A segunda fase, em termos de estabilização de preços, é, sem dúvida, a mais crucial e problemática. O plano pode ser derrotado, eventualmente, já na sua primeira fase caso não haja o acordo político necessário à aprovação das medidas fiscais preliminares tendentes a eliminar o déficit público. Admitindo-se, porém, que esta barreira seja transposta, é na introdução da URV que o combate à inflação será ganho ou perdido. É no reconhecimento da URV como moeda-de-conta estável por todos os grupos relevantes de agentes econômicos que a possibilidade de estabilização dos preços será ou não obtida.

Apesar da importância estratégica da URV, muito superior à da aprovação das medidas fiscais propostas, bastante desfiguradas pela negociação política que se seguiu ao anúncio do plano, o documento divulgado, e as explicações dadas ao público pela equipe do Ministério da Fazenda, é impressionantemente vago no que diz respeito ao processo esperado de introdução da nova moeda de conta. Em particular, algo que, se bem-sucedido, se constituirá numa verdadeira reforma monetária, foi apresentado como sendo apenas mais uma modalidade de indexação. Nesta nota queremos explorar as diferenças entre uma reforma monetária, como a que teve lugar em várias experiências de estabilização, e o processo de indexação. Esta discussão deve servir não apenas para a reflexão em torno do desdobramento do combate à inflação, como também para a identificação dos riscos envolvidos nesta estratégia.

2. INDEXAÇÃO

A indexação de contratos nada mais é que a substituição da moeda legal como unidade de denominação dos compromissos acordados por uma nova unidade de conta, cujo valor estabelecido em termos da moeda legal passa a definir as condições de liquidação da obrigação. Essa nova unidade de conta deve representar uma medida real de valor mais significativa para os contratantes do que a representada pela moeda corrente. Ela pode ser definida por cestas de bens representativas do perfil de demanda dos contratantes, por moedas estrangeiras cujo poder de compra se julgue estável (ou, pelo menos, significativamente mais estável que a moeda legal do país), etc. Em tese, a indexação garantiria aos contratantes o valor real do contrato, colocando-os a salvo da corrosão inflacionária, dado que as obrigações seriam definidas diretamente em quantidades de produto. Assim, salários seriam fixados em termos de cestas de bens de consumo, obrigações financeiras em termos do índice de preços dos bens e serviços relevantes, valendo o mesmo para outras rendas, obrigações fiscais, câmbio etc. Ainda em tese, no limite, todos estariam defendidos contra a inflação, neutralizando seus efeitos.

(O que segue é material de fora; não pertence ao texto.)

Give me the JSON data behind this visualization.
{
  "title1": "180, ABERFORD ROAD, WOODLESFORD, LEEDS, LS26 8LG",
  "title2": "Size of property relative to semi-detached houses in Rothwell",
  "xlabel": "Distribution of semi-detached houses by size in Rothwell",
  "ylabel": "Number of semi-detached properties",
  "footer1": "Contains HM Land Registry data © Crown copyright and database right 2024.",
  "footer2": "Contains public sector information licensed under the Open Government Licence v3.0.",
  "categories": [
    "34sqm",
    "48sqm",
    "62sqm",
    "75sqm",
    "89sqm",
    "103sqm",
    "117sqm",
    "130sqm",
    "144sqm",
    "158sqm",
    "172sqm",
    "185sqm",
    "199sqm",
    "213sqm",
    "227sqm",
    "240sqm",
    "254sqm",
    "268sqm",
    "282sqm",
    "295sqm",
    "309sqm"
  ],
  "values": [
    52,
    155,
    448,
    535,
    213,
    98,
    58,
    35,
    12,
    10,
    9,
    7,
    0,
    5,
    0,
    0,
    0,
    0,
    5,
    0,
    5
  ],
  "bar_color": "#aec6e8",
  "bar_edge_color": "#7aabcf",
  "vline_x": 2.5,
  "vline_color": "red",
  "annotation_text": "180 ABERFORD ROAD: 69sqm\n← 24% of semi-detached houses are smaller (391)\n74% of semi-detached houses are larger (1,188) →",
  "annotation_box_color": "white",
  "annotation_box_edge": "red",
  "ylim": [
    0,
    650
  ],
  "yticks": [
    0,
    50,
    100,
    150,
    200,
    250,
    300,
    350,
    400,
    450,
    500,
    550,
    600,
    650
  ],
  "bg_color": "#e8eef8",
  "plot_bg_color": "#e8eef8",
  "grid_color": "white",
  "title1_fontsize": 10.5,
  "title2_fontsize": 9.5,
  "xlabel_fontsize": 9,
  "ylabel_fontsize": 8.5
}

Na realidade, porém, a neutralização da inflação não seria atingida por diversos motivos. Em primeiro lugar, porque a indexação, mesmo a mais ampla, como no caso do Brasil, não atinge todas as obrigações. Compromissos financeiros para liquidação a curto prazo não são geralmente indexados, ainda que suas taxas de juros reflitam em algum grau expectativas inflacionárias, que podem ou não se confirmar. O papel-moeda em poder do público não é indexado. Mais importante: os preços de oferta dos bens e serviços não são indexados.

A determinação dos preços de oferta se modifica quando a inflação se mostra persistentemente elevada. Pensar, porém, em indexar os preços de oferta é esquecer que isso seria equivalente a um congelamento (na verdade, seria um congelamento dos preços relativos). Os efeitos seriam exatamente os mesmos, pois o sistema de preços seria impedido de refletir as variações relevantes nas condições de oferta e demanda nos diversos mercados que são necessariamente diferenciadas (por exemplo, entre produtos em safra ou entressafra, produtos de demanda declinante ou ascendente etc.). O processo de formação de preços se altera, mas de modo diferente. A maioria dos preços de oferta não é determinada em contratos, mas, sim, em mercados à vista. Como poderiam regras de indexação ser aplicadas? A resposta é diversa. Os ofertantes devem se preocupar com as defasagens que separam o processo de produção da colocação do produto no mercado. Os custos incorridos no presente, em termos nominais, serão certamente menores que os que serão incorridos no período seguinte, porque os preços dos insumos subirão. Por isso, as empresas devem formar expectativas dessas altas e tentar obter na venda do produto corrente o suficiente para a retomada do processo produtivo. Por outro lado, é preciso formar expectativas também do próprio processo inflacionário como um todo de modo a tentar preservar a posição relativa de seu produto em relação aos outros bens e serviços.

A coexistência de diversos indexadores aplicáveis aos diversos contratos e dos diversos modos de precificação dá à inflação ampla influência redistributiva, ao contrário da expectativa inicial. O resultado é a frustração das expectativas dos agentes, ou de grande parte deles, que vê sua estratégia de resistência contra a redistribuição inflacionária de renda prejudicada. Nessas circunstâncias, um regime de alta inflação, conflitos distributivos se agravam à medida que tentativas de contra restar perdas inflacionárias por parte de cada grupo exacerba perdas para outro, induzido, por sua vez, a reagir, em processo que se autoalimenta.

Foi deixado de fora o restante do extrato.